Ce déshumanisme véhiculé par l’avortement et par l’euthanasie empoisonne peu à peu la médecine hippocratique. Même empoisonnement sémantique pour maintenir la valeur suprême du débat apaisé. Interruption de grossesse au lieu d’avortement. Interruption des traitements au lieu d’euthanasie. Comme si la grossesse ou les traitements pouvaient reprendre, comme s’il fallait adoucir les mots pour adoucir la chose, comme s’il fallait nier la mort pour sauver celui qui l’inflige. Même empoisonnement chimique pour conduire à l’issue fatale. Déshydratation provoquée suivie d’insuffisance rénale, d’accumulation de potassium dans le sang, d’arrêt cardiaque pour Vincent Lambert. Injection de chlorure de potassium dans le cordon ombilical ou dans le cœur de l’enfant handicapé destiné à l’avortement tardif. La mort par défaillance des fonctions vitales est moins suspecte que le coup de grâce. Même empoisonnement des consciences anesthésiées. Sédation profonde et continue pour Vincent Lambert. Analgésie fœtale en cas d’avortement. Pour donner l’illusion que la médecine ne trahit pas sa vocation seconde de combattre la douleur alors même qu’elle trahit sa vocation première de ne pas nuire au patient. Même empoisonnement des sentiments puisque, dans les deux cas, il s’agit d’accorder une mort miséricordieuse à des semblables dont la vie ne mérite plus d’être vécue au yeux du monde. Même empoisonnement des spécialités qui incluent la mort du patient dans la trousse du médecin. La démographie catastrophique de la gynécologie entraine un transfert des responsabilités abortives sur les sages-femmes, beaucoup de médecins ne voulant plus s’en charger. Demain, la gériatrie confrontée à l’accroissement du nombre des personnes âgées et dépendantes, atteintes de diverses démences séniles, isolées, sans famille, connaitra le même sort. La décision d’euthanasie laissée au seul médecin par la loi Léonetti fera exploser cette discipline entre ceux qui prennent soin et ceux qui acceptent de tuer. Dans ce secteur aussi, beaucoup de médecins ne se résoudront pas à « débrancher » leurs patients et on déléguera la tâche aux infirmières.
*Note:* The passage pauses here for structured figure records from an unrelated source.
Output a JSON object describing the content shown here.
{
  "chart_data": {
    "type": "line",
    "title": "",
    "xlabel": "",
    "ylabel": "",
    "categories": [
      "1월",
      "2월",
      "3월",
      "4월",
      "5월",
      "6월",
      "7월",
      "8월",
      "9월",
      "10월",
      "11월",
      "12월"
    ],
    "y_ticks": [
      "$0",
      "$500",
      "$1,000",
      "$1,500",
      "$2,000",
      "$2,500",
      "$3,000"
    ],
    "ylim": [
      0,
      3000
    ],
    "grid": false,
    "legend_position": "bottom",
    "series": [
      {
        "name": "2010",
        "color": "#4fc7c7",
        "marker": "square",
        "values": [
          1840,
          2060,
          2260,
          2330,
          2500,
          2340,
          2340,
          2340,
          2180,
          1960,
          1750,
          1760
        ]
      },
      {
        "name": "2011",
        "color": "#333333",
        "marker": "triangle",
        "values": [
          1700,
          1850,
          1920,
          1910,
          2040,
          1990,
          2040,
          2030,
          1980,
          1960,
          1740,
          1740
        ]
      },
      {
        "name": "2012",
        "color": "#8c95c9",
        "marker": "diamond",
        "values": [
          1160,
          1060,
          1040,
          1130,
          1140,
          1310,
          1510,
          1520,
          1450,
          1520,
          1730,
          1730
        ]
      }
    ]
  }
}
Enfin, il est difficile de ne pas regretter la position de la Conférence des évêques de France qui explique qu’elle est « contre » l’euthanasie mais « pour » la loi Léonetti, comme elle avait expliqué en son temps qu’elle était « contre » l’avortement mais « pour » la loi Veil. Comment les gens peuvent-ils s’y retrouver ? En cherchant sans doute à bien faire, elle estime Vincent Lambert victime d’une mauvaise application de la loi Léonetti. C’est tout le contraire qui s’est passé, la loi a été bien appliquée, comme n’a cessé de le proclamer lui-même son auteur et comme les surabondantes décisions judiciaires en témoignent.

Le rédacteur de ces lignes, à travers la fondation Jérôme Lejeune, a créé la plus importante consultation médicale d’Europe dédiée aux personnes handicapées mentales. Il observe avec inquiétude le vieillissement accéléré de cette population et la faiblesse croissante de la prise en charge publique. De même qu’il sait par expérience que les enfants handicapés ont été les premières victimes de l’avortement, il a de bonnes raisons de redouter que les adultes handicapés vieillissants ne soient les premières victimes de l’euthanasie.